Washington DCA has 100+ destinations this year, with American by far the leading carrier

Located less than eight kilometres from the White House, Washington DCA is by far the closest airport to downtown DC. It has a crucial role to play in the greater Washington metro area, which – with six-plus million people – is the nation’s sixth largest.
According to Cirium schedules data, DCA has 15.9 million departing seats this year, making it the USA’s 23rd-largest airport. While it has slightly less than Baltimore (ranking 22nd), it is bigger than Washington IAD (26th).
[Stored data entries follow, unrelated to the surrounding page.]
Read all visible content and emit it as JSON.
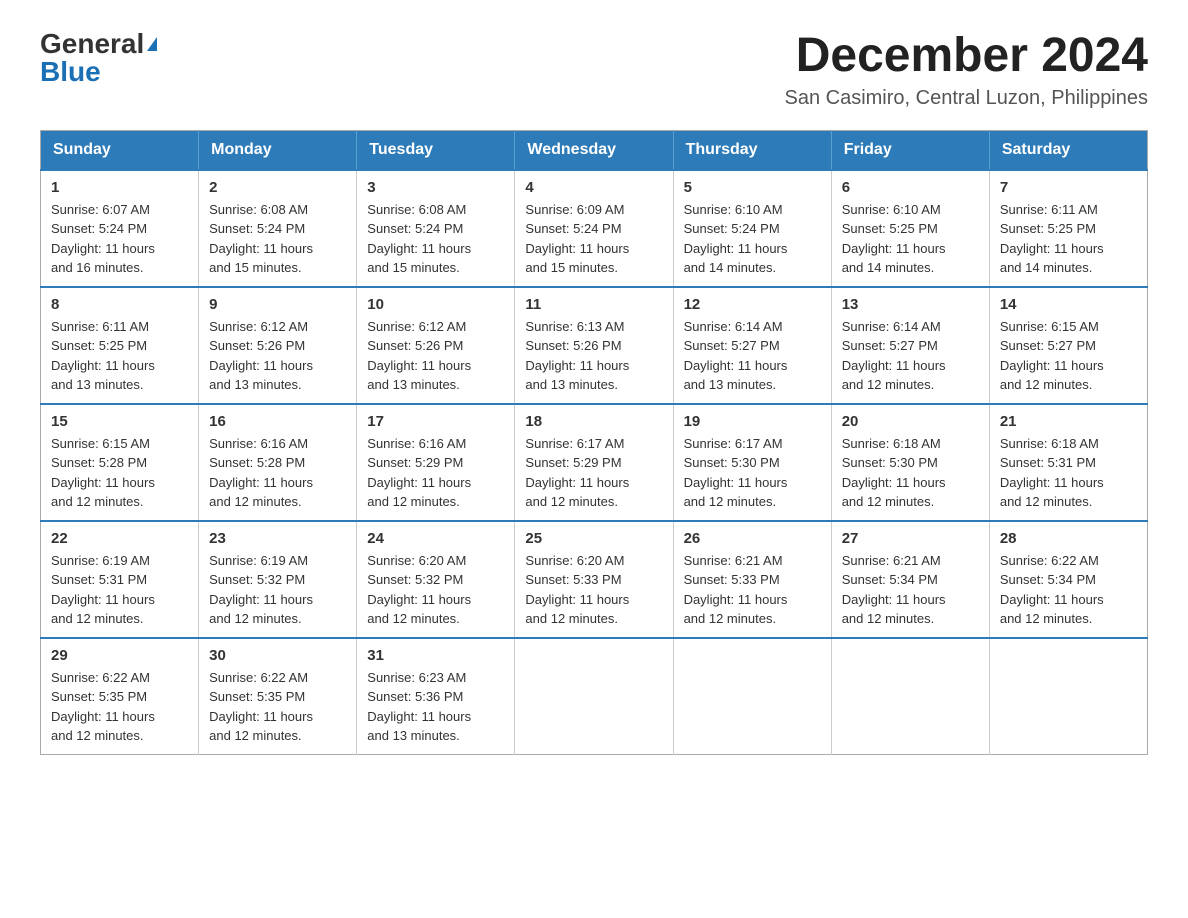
{
  "logo": {
    "general": "General",
    "blue": "Blue"
  },
  "title": "December 2024",
  "subtitle": "San Casimiro, Central Luzon, Philippines",
  "days_header": [
    "Sunday",
    "Monday",
    "Tuesday",
    "Wednesday",
    "Thursday",
    "Friday",
    "Saturday"
  ],
  "weeks": [
    [
      {
        "day": "1",
        "sunrise": "6:07 AM",
        "sunset": "5:24 PM",
        "daylight": "11 hours and 16 minutes."
      },
      {
        "day": "2",
        "sunrise": "6:08 AM",
        "sunset": "5:24 PM",
        "daylight": "11 hours and 15 minutes."
      },
      {
        "day": "3",
        "sunrise": "6:08 AM",
        "sunset": "5:24 PM",
        "daylight": "11 hours and 15 minutes."
      },
      {
        "day": "4",
        "sunrise": "6:09 AM",
        "sunset": "5:24 PM",
        "daylight": "11 hours and 15 minutes."
      },
      {
        "day": "5",
        "sunrise": "6:10 AM",
        "sunset": "5:24 PM",
        "daylight": "11 hours and 14 minutes."
      },
      {
        "day": "6",
        "sunrise": "6:10 AM",
        "sunset": "5:25 PM",
        "daylight": "11 hours and 14 minutes."
      },
      {
        "day": "7",
        "sunrise": "6:11 AM",
        "sunset": "5:25 PM",
        "daylight": "11 hours and 14 minutes."
      }
    ],
    [
      {
        "day": "8",
        "sunrise": "6:11 AM",
        "sunset": "5:25 PM",
        "daylight": "11 hours and 13 minutes."
      },
      {
        "day": "9",
        "sunrise": "6:12 AM",
        "sunset": "5:26 PM",
        "daylight": "11 hours and 13 minutes."
      },
      {
        "day": "10",
        "sunrise": "6:12 AM",
        "sunset": "5:26 PM",
        "daylight": "11 hours and 13 minutes."
      },
      {
        "day": "11",
        "sunrise": "6:13 AM",
        "sunset": "5:26 PM",
        "daylight": "11 hours and 13 minutes."
      },
      {
        "day": "12",
        "sunrise": "6:14 AM",
        "sunset": "5:27 PM",
        "daylight": "11 hours and 13 minutes."
      },
      {
        "day": "13",
        "sunrise": "6:14 AM",
        "sunset": "5:27 PM",
        "daylight": "11 hours and 12 minutes."
      },
      {
        "day": "14",
        "sunrise": "6:15 AM",
        "sunset": "5:27 PM",
        "daylight": "11 hours and 12 minutes."
      }
    ],
    [
      {
        "day": "15",
        "sunrise": "6:15 AM",
        "sunset": "5:28 PM",
        "daylight": "11 hours and 12 minutes."
      },
      {
        "day": "16",
        "sunrise": "6:16 AM",
        "sunset": "5:28 PM",
        "daylight": "11 hours and 12 minutes."
      },
      {
        "day": "17",
        "sunrise": "6:16 AM",
        "sunset": "5:29 PM",
        "daylight": "11 hours and 12 minutes."
      },
      {
        "day": "18",
        "sunrise": "6:17 AM",
        "sunset": "5:29 PM",
        "daylight": "11 hours and 12 minutes."
      },
      {
        "day": "19",
        "sunrise": "6:17 AM",
        "sunset": "5:30 PM",
        "daylight": "11 hours and 12 minutes."
      },
      {
        "day": "20",
        "sunrise": "6:18 AM",
        "sunset": "5:30 PM",
        "daylight": "11 hours and 12 minutes."
      },
      {
        "day": "21",
        "sunrise": "6:18 AM",
        "sunset": "5:31 PM",
        "daylight": "11 hours and 12 minutes."
      }
    ],
    [
      {
        "day": "22",
        "sunrise": "6:19 AM",
        "sunset": "5:31 PM",
        "daylight": "11 hours and 12 minutes."
      },
      {
        "day": "23",
        "sunrise": "6:19 AM",
        "sunset": "5:32 PM",
        "daylight": "11 hours and 12 minutes."
      },
      {
        "day": "24",
        "sunrise": "6:20 AM",
        "sunset": "5:32 PM",
        "daylight": "11 hours and 12 minutes."
      },
      {
        "day": "25",
        "sunrise": "6:20 AM",
        "sunset": "5:33 PM",
        "daylight": "11 hours and 12 minutes."
      },
      {
        "day": "26",
        "sunrise": "6:21 AM",
        "sunset": "5:33 PM",
        "daylight": "11 hours and 12 minutes."
      },
      {
        "day": "27",
        "sunrise": "6:21 AM",
        "sunset": "5:34 PM",
        "daylight": "11 hours and 12 minutes."
      },
      {
        "day": "28",
        "sunrise": "6:22 AM",
        "sunset": "5:34 PM",
        "daylight": "11 hours and 12 minutes."
      }
    ],
    [
      {
        "day": "29",
        "sunrise": "6:22 AM",
        "sunset": "5:35 PM",
        "daylight": "11 hours and 12 minutes."
      },
      {
        "day": "30",
        "sunrise": "6:22 AM",
        "sunset": "5:35 PM",
        "daylight": "11 hours and 12 minutes."
      },
      {
        "day": "31",
        "sunrise": "6:23 AM",
        "sunset": "5:36 PM",
        "daylight": "11 hours and 13 minutes."
      },
      null,
      null,
      null,
      null
    ]
  ],
  "labels": {
    "sunrise": "Sunrise:",
    "sunset": "Sunset:",
    "daylight": "Daylight:"
  }
}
Limited in hourly slots and with a well-known perimeter rule, DCA is not particularly large but is extremely popular.
American is more than three times as big as number two
While eight carriers serve DCA (including regional partners), the airport is very much the domain of American. Inherited from US Airways, it has more than one in two available seats (54%), about three and a half times as much as number two, Southwest.American’s fast growth – and the shallow recoveries or declines of others – has pushed its dominance up from just under half in 2019.
In recent times, American has reoriented itself to carrying far more transit passengers at DCA, and the growth seems part of it. DCA is American’s seventh-busiest airport, one place behind Philadelphia but one place ahead of Los Angeles. Cirium shows that it has 90 non-stop routes from the DC airport.
Almost three-quarters of seats are by the US3
About 74% of DCA’s seats are provided by American, Delta and United, versus 55% for the US domestic market generally. The various restrictions help relegate others, especially ULCCs, less costly and more accessible Baltimore. The only ULCC is Frontier, which has one route (Denver) and barely 1% of capacity. However, Spirit served DCA until 2012. When LCCs are added, (U)LCCs have more than one in six seats.
More than 100 non-stop destinations
With only five international destinations – Halifax (summer only), Montreal, Nassau, Ottawa and Toronto YYZ – nearly all of DCA’s extensive network is domestic. The 100+ destinations are in 40 US states, with Florida, Texas, Illinois, New York and Georgia the top five; almost half of the airport’s domestic capacity is to them.
Driven by the closeness to the political heart of the nation, DCA’s network includes a raft of smaller cities and state capitals, many not connected to other major cities in the Northeast. They include Baton Rouge, introduced by American on 1 June 2023 (daily) having last been served by Delta in 2008. That same summer day, American also launched Cedar Rapids (2-daily), the first time the Iowa airport has had DCA service.
While still classified as a short-haul airport, beyond-perimeter exceptions mean multiple longer services, including routes to destinations in Washington, Oregon, California, Arizona, Nevada, Colorado and Utah, and the US territory of Puerto Rico. Still, DCA’s top 10 destinations remain driven by major hubs, leisure destinations and Boston and New York LGA, part of the once-enormous Northeast Corridor.
Atlanta is the top destination
Atlanta is DCA’s only destination with more than one million departing seats. It has three carriers. Based on mid-October, Delta has 74-weekly flights, American 32 and Southwest 28. Regional jets have fewer than one in five flights. Still, Cirium tells that DCA-Atlanta only ranks 19th for the most seats per flight.